Picture 7 – Misc control
On the last tab you can select the core thermal sensor. If both sensors are working properly and show similar temperatures, then it does not matter which one you choose. The other setting is rather special. Set it as shown, unless you use the AMD Dual-Core Optimizer. (I don't even know what that is.)
Click on Apply one last time and check whether your computer is running nicely and without problems. If so, close the RMClock program entirely. Close the settings window first, then right-click on the sprocket icon in the system tray (System Notification Area in newspeak, usually in the lower right corner) and select Exit RMClock Utility. Now your settings are saved and will be applied automatically the next time RMClock is started.
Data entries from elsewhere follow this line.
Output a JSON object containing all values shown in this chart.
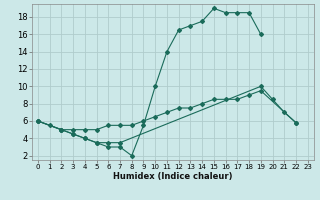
{
  "title": "",
  "xlabel": "Humidex (Indice chaleur)",
  "background_color": "#cce8e8",
  "grid_color": "#b0cccc",
  "line_color": "#1a6b5a",
  "xlim": [
    -0.5,
    23.5
  ],
  "ylim": [
    1.5,
    19.5
  ],
  "x_ticks": [
    0,
    1,
    2,
    3,
    4,
    5,
    6,
    7,
    8,
    9,
    10,
    11,
    12,
    13,
    14,
    15,
    16,
    17,
    18,
    19,
    20,
    21,
    22,
    23
  ],
  "y_ticks": [
    2,
    4,
    6,
    8,
    10,
    12,
    14,
    16,
    18
  ],
  "line1_x": [
    0,
    1,
    2,
    3,
    4,
    5,
    6,
    7,
    8,
    9,
    10,
    11,
    12,
    13,
    14,
    15,
    16,
    17,
    18,
    19
  ],
  "line1_y": [
    6,
    5.5,
    5,
    4.5,
    4,
    3.5,
    3,
    3,
    2,
    5.5,
    10,
    14,
    16.5,
    17,
    17.5,
    19,
    18.5,
    18.5,
    18.5,
    16
  ],
  "line2_x": [
    0,
    2,
    3,
    4,
    5,
    6,
    7,
    19,
    20,
    21,
    22
  ],
  "line2_y": [
    6,
    5,
    4.5,
    4,
    3.5,
    3.5,
    3.5,
    10,
    8.5,
    7,
    5.8
  ],
  "line3_x": [
    0,
    2,
    3,
    4,
    5,
    6,
    7,
    8,
    9,
    10,
    11,
    12,
    13,
    14,
    15,
    16,
    17,
    18,
    19,
    22
  ],
  "line3_y": [
    6,
    5,
    5,
    5,
    5,
    5.5,
    5.5,
    5.5,
    6,
    6.5,
    7,
    7.5,
    7.5,
    8,
    8.5,
    8.5,
    8.5,
    9,
    9.5,
    5.8
  ]
}
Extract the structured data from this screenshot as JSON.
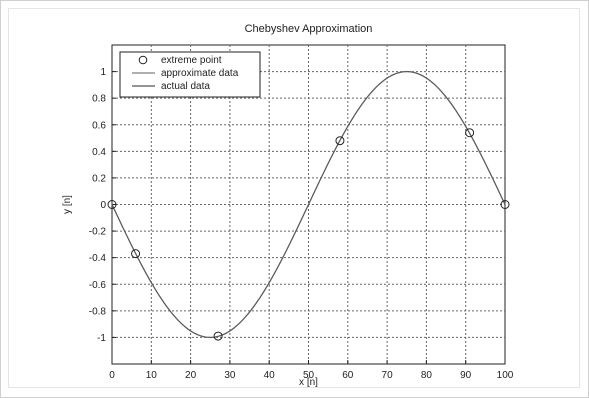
{
  "chart_data": {
    "type": "line",
    "title": "Chebyshev Approximation",
    "xlabel": "x [n]",
    "ylabel": "y [n]",
    "xlim": [
      0,
      100
    ],
    "ylim": [
      -1.2,
      1.2
    ],
    "grid": true,
    "legend_position": "top-left",
    "xticks": [
      0,
      10,
      20,
      30,
      40,
      50,
      60,
      70,
      80,
      90,
      100
    ],
    "yticks": [
      -1,
      -0.8,
      -0.6,
      -0.4,
      -0.2,
      0,
      0.2,
      0.4,
      0.6,
      0.8,
      1
    ],
    "xtick_labels": [
      "0",
      "10",
      "20",
      "30",
      "40",
      "50",
      "60",
      "70",
      "80",
      "90",
      "100"
    ],
    "ytick_labels": [
      "-1",
      "-0.8",
      "-0.6",
      "-0.4",
      "-0.2",
      "0",
      "0.2",
      "0.4",
      "0.6",
      "0.8",
      "1"
    ],
    "series": [
      {
        "name": "extreme point",
        "kind": "scatter",
        "marker": "circle",
        "x": [
          0,
          6,
          27,
          58,
          91,
          100
        ],
        "y": [
          0,
          -0.37,
          -0.99,
          0.48,
          0.54,
          0
        ]
      },
      {
        "name": "approximate data",
        "kind": "line",
        "x": [
          0,
          5,
          10,
          15,
          20,
          25,
          30,
          35,
          40,
          45,
          50,
          55,
          60,
          65,
          70,
          75,
          80,
          85,
          90,
          95,
          100
        ],
        "y": [
          0,
          -0.31,
          -0.59,
          -0.81,
          -0.95,
          -1.0,
          -0.95,
          -0.81,
          -0.59,
          -0.31,
          0,
          0.31,
          0.59,
          0.81,
          0.95,
          1.0,
          0.95,
          0.81,
          0.59,
          0.31,
          0
        ]
      },
      {
        "name": "actual data",
        "kind": "line",
        "x": [
          0,
          5,
          10,
          15,
          20,
          25,
          30,
          35,
          40,
          45,
          50,
          55,
          60,
          65,
          70,
          75,
          80,
          85,
          90,
          95,
          100
        ],
        "y": [
          0,
          -0.31,
          -0.59,
          -0.81,
          -0.95,
          -1.0,
          -0.95,
          -0.81,
          -0.59,
          -0.31,
          0,
          0.31,
          0.59,
          0.81,
          0.95,
          1.0,
          0.95,
          0.81,
          0.59,
          0.31,
          0
        ]
      }
    ],
    "colors": {
      "axis": "#222222",
      "grid": "#666666",
      "curve_approx": "#7f7f7f",
      "curve_actual": "#555555",
      "marker": "#222222",
      "background": "#ffffff"
    }
  }
}
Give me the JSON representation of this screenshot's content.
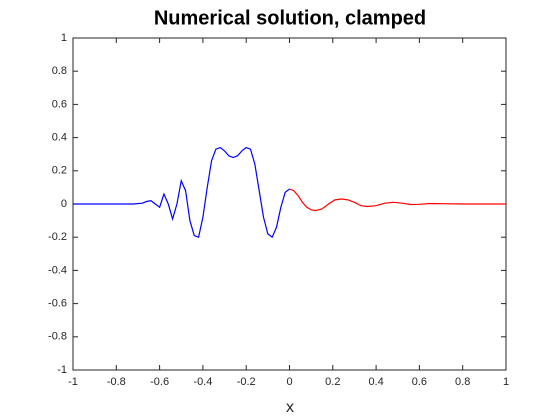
{
  "chart_data": {
    "type": "line",
    "title": "Numerical solution, clamped",
    "x_label": "x",
    "series": [
      {
        "color": "#0000ff",
        "x": [
          -1,
          -0.9,
          -0.8,
          -0.72,
          -0.68,
          -0.66,
          -0.64,
          -0.62,
          -0.6,
          -0.58,
          -0.56,
          -0.54,
          -0.52,
          -0.5,
          -0.48,
          -0.46,
          -0.44,
          -0.42,
          -0.4,
          -0.38,
          -0.36,
          -0.34,
          -0.32,
          -0.3,
          -0.28,
          -0.26,
          -0.24,
          -0.22,
          -0.2,
          -0.18,
          -0.16,
          -0.14,
          -0.12,
          -0.1,
          -0.08,
          -0.06,
          -0.04,
          -0.02,
          0
        ],
        "values": [
          0,
          0,
          0,
          0,
          0.005,
          0.015,
          0.02,
          0.0,
          -0.02,
          0.06,
          0.0,
          -0.09,
          0.0,
          0.14,
          0.08,
          -0.1,
          -0.19,
          -0.2,
          -0.08,
          0.1,
          0.26,
          0.33,
          0.34,
          0.32,
          0.29,
          0.28,
          0.29,
          0.32,
          0.34,
          0.33,
          0.24,
          0.08,
          -0.08,
          -0.18,
          -0.2,
          -0.14,
          -0.02,
          0.07,
          0.09
        ]
      },
      {
        "color": "#ff0000",
        "x": [
          0,
          0.02,
          0.04,
          0.06,
          0.08,
          0.1,
          0.12,
          0.15,
          0.18,
          0.21,
          0.24,
          0.27,
          0.3,
          0.33,
          0.36,
          0.4,
          0.44,
          0.48,
          0.52,
          0.56,
          0.6,
          0.65,
          0.7,
          0.8,
          0.9,
          1
        ],
        "values": [
          0.09,
          0.08,
          0.05,
          0.01,
          -0.02,
          -0.035,
          -0.04,
          -0.03,
          0.0,
          0.025,
          0.03,
          0.025,
          0.01,
          -0.01,
          -0.015,
          -0.01,
          0.005,
          0.01,
          0.005,
          -0.003,
          -0.002,
          0.003,
          0.002,
          0,
          0,
          0
        ]
      }
    ],
    "xlim": [
      -1,
      1
    ],
    "xticks": [
      -1,
      -0.8,
      -0.6,
      -0.4,
      -0.2,
      0,
      0.2,
      0.4,
      0.6,
      0.8,
      1
    ],
    "ylim": [
      -1,
      1
    ],
    "yticks": [
      -1,
      -0.8,
      -0.6,
      -0.4,
      -0.2,
      0,
      0.2,
      0.4,
      0.6,
      0.8,
      1
    ],
    "grid": false
  }
}
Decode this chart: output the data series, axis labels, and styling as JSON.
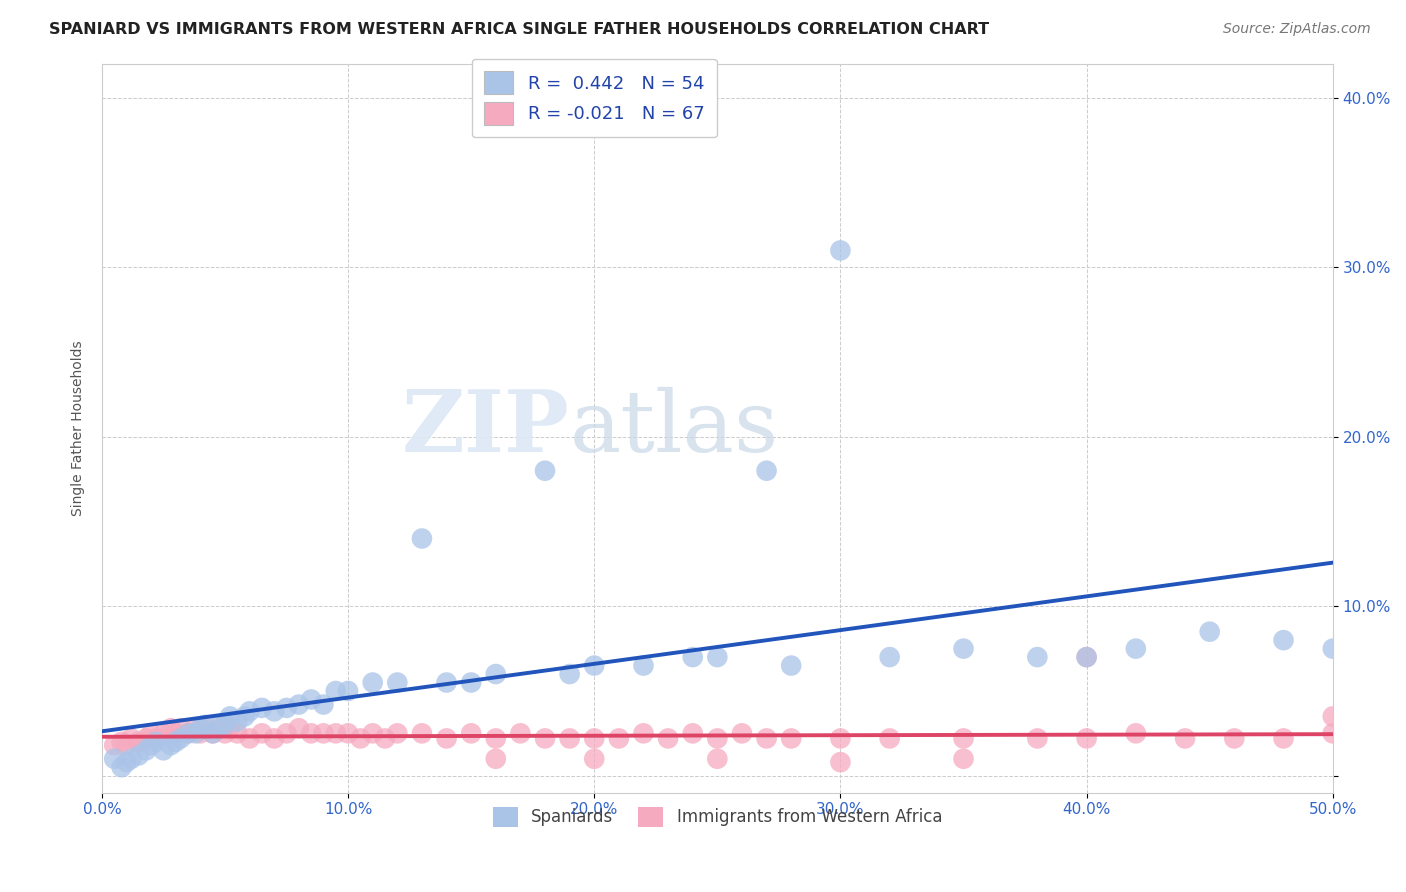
{
  "title": "SPANIARD VS IMMIGRANTS FROM WESTERN AFRICA SINGLE FATHER HOUSEHOLDS CORRELATION CHART",
  "source": "Source: ZipAtlas.com",
  "ylabel": "Single Father Households",
  "xlim": [
    0.0,
    0.5
  ],
  "ylim": [
    -0.01,
    0.42
  ],
  "watermark_zip": "ZIP",
  "watermark_atlas": "atlas",
  "legend_blue_label": "Spaniards",
  "legend_pink_label": "Immigrants from Western Africa",
  "R_blue": 0.442,
  "N_blue": 54,
  "R_pink": -0.021,
  "N_pink": 67,
  "blue_color": "#aac4e8",
  "pink_color": "#f5aabf",
  "blue_line_color": "#2255bb",
  "pink_line_color": "#dd4466",
  "spaniards_x": [
    0.005,
    0.008,
    0.01,
    0.012,
    0.015,
    0.018,
    0.02,
    0.022,
    0.025,
    0.028,
    0.03,
    0.032,
    0.035,
    0.038,
    0.04,
    0.042,
    0.045,
    0.048,
    0.05,
    0.052,
    0.055,
    0.058,
    0.06,
    0.065,
    0.07,
    0.075,
    0.08,
    0.085,
    0.09,
    0.095,
    0.1,
    0.11,
    0.12,
    0.13,
    0.14,
    0.15,
    0.16,
    0.18,
    0.19,
    0.2,
    0.22,
    0.24,
    0.25,
    0.27,
    0.28,
    0.3,
    0.32,
    0.35,
    0.38,
    0.4,
    0.42,
    0.45,
    0.48,
    0.5
  ],
  "spaniards_y": [
    0.01,
    0.005,
    0.008,
    0.01,
    0.012,
    0.015,
    0.018,
    0.02,
    0.015,
    0.018,
    0.02,
    0.022,
    0.025,
    0.025,
    0.028,
    0.03,
    0.025,
    0.03,
    0.03,
    0.035,
    0.032,
    0.035,
    0.038,
    0.04,
    0.038,
    0.04,
    0.042,
    0.045,
    0.042,
    0.05,
    0.05,
    0.055,
    0.055,
    0.14,
    0.055,
    0.055,
    0.06,
    0.18,
    0.06,
    0.065,
    0.065,
    0.07,
    0.07,
    0.18,
    0.065,
    0.31,
    0.07,
    0.075,
    0.07,
    0.07,
    0.075,
    0.085,
    0.08,
    0.075
  ],
  "immigrants_x": [
    0.005,
    0.008,
    0.01,
    0.012,
    0.015,
    0.018,
    0.02,
    0.022,
    0.025,
    0.028,
    0.03,
    0.032,
    0.035,
    0.038,
    0.04,
    0.042,
    0.045,
    0.048,
    0.05,
    0.052,
    0.055,
    0.06,
    0.065,
    0.07,
    0.075,
    0.08,
    0.085,
    0.09,
    0.095,
    0.1,
    0.105,
    0.11,
    0.115,
    0.12,
    0.13,
    0.14,
    0.15,
    0.16,
    0.17,
    0.18,
    0.19,
    0.2,
    0.21,
    0.22,
    0.23,
    0.24,
    0.25,
    0.26,
    0.27,
    0.28,
    0.3,
    0.32,
    0.35,
    0.38,
    0.4,
    0.42,
    0.44,
    0.46,
    0.48,
    0.5,
    0.16,
    0.2,
    0.25,
    0.35,
    0.5,
    0.3,
    0.4
  ],
  "immigrants_y": [
    0.018,
    0.02,
    0.018,
    0.022,
    0.02,
    0.022,
    0.025,
    0.022,
    0.025,
    0.028,
    0.025,
    0.028,
    0.025,
    0.028,
    0.025,
    0.028,
    0.025,
    0.028,
    0.025,
    0.028,
    0.025,
    0.022,
    0.025,
    0.022,
    0.025,
    0.028,
    0.025,
    0.025,
    0.025,
    0.025,
    0.022,
    0.025,
    0.022,
    0.025,
    0.025,
    0.022,
    0.025,
    0.022,
    0.025,
    0.022,
    0.022,
    0.022,
    0.022,
    0.025,
    0.022,
    0.025,
    0.022,
    0.025,
    0.022,
    0.022,
    0.022,
    0.022,
    0.022,
    0.022,
    0.022,
    0.025,
    0.022,
    0.022,
    0.022,
    0.025,
    0.01,
    0.01,
    0.01,
    0.01,
    0.035,
    0.008,
    0.07
  ]
}
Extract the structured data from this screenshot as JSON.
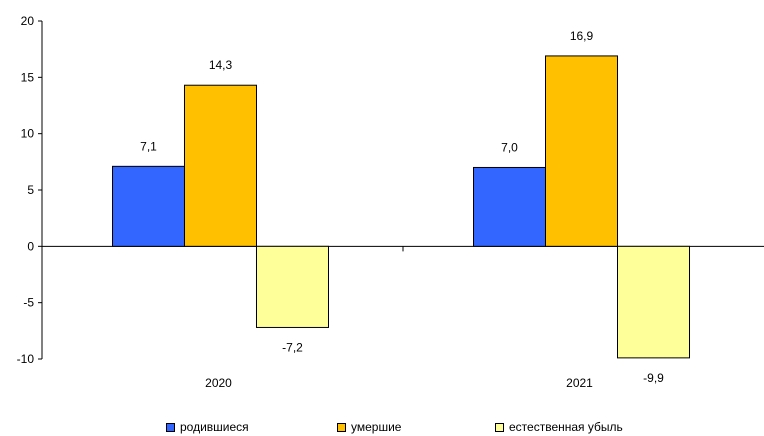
{
  "chart_data": {
    "type": "bar",
    "categories": [
      "2020",
      "2021"
    ],
    "series": [
      {
        "name": "родившиеся",
        "values": [
          7.1,
          7.0
        ],
        "labels": [
          "7,1",
          "7,0"
        ],
        "color": "#3366ff"
      },
      {
        "name": "умершие",
        "values": [
          14.3,
          16.9
        ],
        "labels": [
          "14,3",
          "16,9"
        ],
        "color": "#ffc000"
      },
      {
        "name": "естественная убыль",
        "values": [
          -7.2,
          -9.9
        ],
        "labels": [
          "-7,2",
          "-9,9"
        ],
        "color": "#ffff99"
      }
    ],
    "yticks": [
      "20",
      "15",
      "10",
      "5",
      "0",
      "-5",
      "-10"
    ],
    "ylim": [
      -10,
      20
    ],
    "grid": false,
    "legend_position": "bottom"
  }
}
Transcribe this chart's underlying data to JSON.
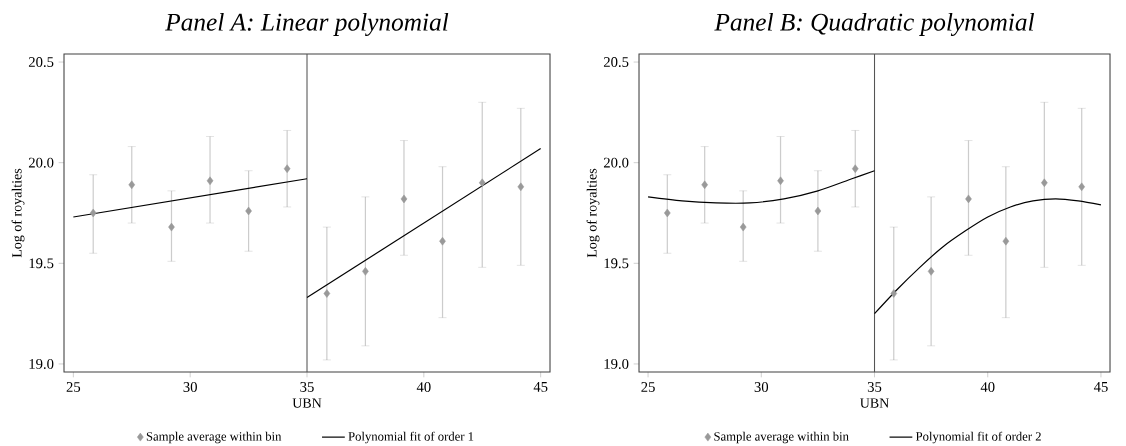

Note that the settings are not applied when nobody is logged on to the computer, because then the program is not loaded. (But see the chapter "Additional information" below for solutions.) Unfortunately this program does not exist as a service, only as a normal application program.
Note how the fan goes down to lower rpm and the processor cools when RMClock is active and set up properly. If you have no indicator for it, right-click the RMClock sprocket icon again and select the following two settings:
This gives you a speedometer in the form of a progressive red ring on the sprocket, as your processor speeds up, as well as a temperature gauge next to it.
Remember that you have to close the program once to make it save the new settings.
Enjoy the silence and the speed and be grateful to your new little Russian helper!
By the way, this is not the only Russian software that I have come to like. Programs like WinRAR, Acronis TrueImage, Parallels, or Abby FineReader all have Russian roots, and their quality is mostly excellent.